Dari aliran ahlussunnah waljamaah atau disebut aliran sunni dibidang teologi kemudian juga berkembang dalam bidang lain yang menjadi ciri khas aliran ini, baik dibidang fiqh dan tasawuf. sehingga menjadi istilah, jika disebut akidah sunni (ahlussunnah waljamaah) yang dimaksud adalah pengikut Asy’aryah dan Maturidyah. Atau Fiqh Sunni, yaitu pengikut madzhab yang empat ( Hanafi, Maliki, Syafi’I dan Hanbali). Yang menggunakan rujukan alqur’an, al-hadits, ijma’ dan qiyas. Atau juga Tasawuf Sunni, yang dimaksud adalah pengikut metode tasawuf Abu Qashim Abdul Karim al-Qusyairi, Imam Al-Hawi, Imam Al-Ghazali dan Imam Junaid al-Baghdadi. Yang memadukan antara syari’at, hakikat dan makrifaat.

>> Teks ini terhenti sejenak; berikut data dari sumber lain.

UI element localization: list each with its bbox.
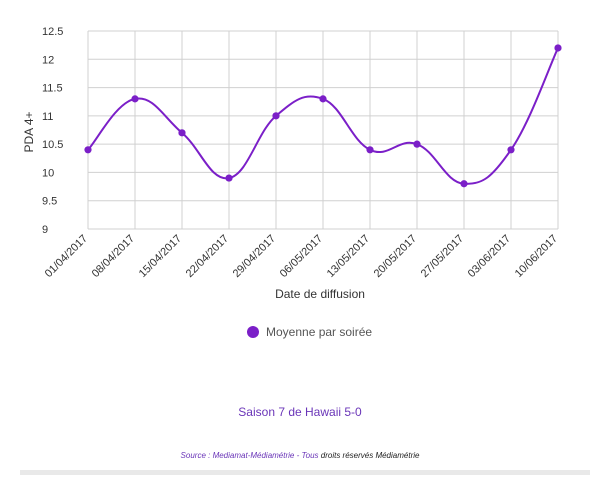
x-tick-label: 15/04/2017 [137,233,184,280]
x-tick-label: 01/04/2017 [43,233,90,280]
data-point[interactable] [319,95,327,103]
y-tick-label: 9 [42,224,48,236]
source-prefix: Source : [180,451,213,460]
line-chart: 9 9.5 10 10.5 11 11.5 12 12.5 01/04/2017 08/04/2… [22,26,562,339]
y-tick-label: 10.5 [42,139,63,151]
x-tick-label: 03/06/2017 [466,233,513,280]
x-tick-label: 06/05/2017 [278,233,325,280]
data-point[interactable] [413,140,421,148]
y-tick-label: 10 [42,167,54,179]
data-point[interactable] [84,146,92,154]
footer-bar [20,470,590,475]
x-tick-label: 13/05/2017 [325,233,372,280]
y-tick-label: 11.5 [42,83,63,95]
data-point[interactable] [131,95,139,103]
legend-marker [247,326,259,338]
x-tick-label: 29/04/2017 [231,233,278,280]
legend-label: Moyenne par soirée [266,325,372,339]
x-tick-label: 10/06/2017 [513,233,560,280]
y-axis-ticks: 9 9.5 10 10.5 11 11.5 12 12.5 [42,26,63,236]
data-point[interactable] [507,146,515,154]
y-axis-label: PDA 4+ [22,111,36,152]
chart-subtitle: Saison 7 de Hawaii 5-0 [238,405,362,419]
x-tick-label: 08/04/2017 [90,233,137,280]
y-tick-label: 9.5 [42,196,57,208]
data-point[interactable] [460,180,468,188]
data-point[interactable] [178,129,186,137]
grid [87,30,559,230]
y-tick-label: 12 [42,54,54,66]
x-tick-label: 22/04/2017 [184,233,231,280]
data-point[interactable] [366,146,374,154]
x-axis-ticks: 01/04/2017 08/04/2017 15/04/2017 22/04/2017… [43,233,560,280]
legend[interactable]: Moyenne par soirée [247,325,372,339]
y-tick-label: 12.5 [42,26,63,38]
data-point[interactable] [225,174,233,182]
source-note: Source : Mediamat-Médiamétrie - Tous dro… [0,451,600,460]
source-link[interactable]: Mediamat-Médiamétrie - Tous [212,451,319,460]
x-axis-label: Date de diffusion [275,287,365,301]
source-suffix: droits réservés Médiamétrie [318,451,420,460]
data-point[interactable] [554,44,562,52]
x-tick-label: 27/05/2017 [419,233,466,280]
series-group [84,44,562,188]
x-tick-label: 20/05/2017 [372,233,419,280]
data-point[interactable] [272,112,280,120]
y-tick-label: 11 [42,111,53,123]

Penyebaran dan pertumbuhan Islam di Nusantara terletak di pundak para Ulama’. Mereka membentuk kader-kader yang akan bertugas sebagai mubaligh ke daerah-daerah yang lebih luas. Cara ini dilakukan di dalam lembaga-lembaga pendidikan Islam seperti pondok di Jawa, dayah di Aceh, surau di Minangkabau. Dunia pemikiran Islam di Indonesia bagaimanapun juga mempunyai akar pemikiran yang bersumber di pusat dunia Islam tersebut sebelumnya.[6]
Lahirnya NU sendiri, yang merupakan kelanjutan dari Komite Merembuk Hijaz, yang tujuannya untuk melobi Ibnu Suud, penguasa Saudi saat itu, untuk mengakomodasi pemahaman umat yang bermazhab, jelas tidak terlepas dari sejarah keruntuhan Khilafah. Ibnu Suud sendiri adalah pengganti Syarif Husain, penguasa Arab yang lebih dulu membelot dari Khilafah Utsmaniyah. Jadi, secara historis lahirnya NU tidak terlepas dari persoalan Khilafah. Di sisi lain, NU sejak kelahirannya tidak berpaham sekular dan tidak pula anti formalisasi. Bahkan NU memandang formalisasi syariah menjadi sebuah kebutuhan. Hanya saja, yang ditempuh NU dalam melakukan upaya formalisasi bukanlah cara-cara paksaan dan kekerasan, tetapi menggunakan cara gradual yang mengarah pada penyadaran.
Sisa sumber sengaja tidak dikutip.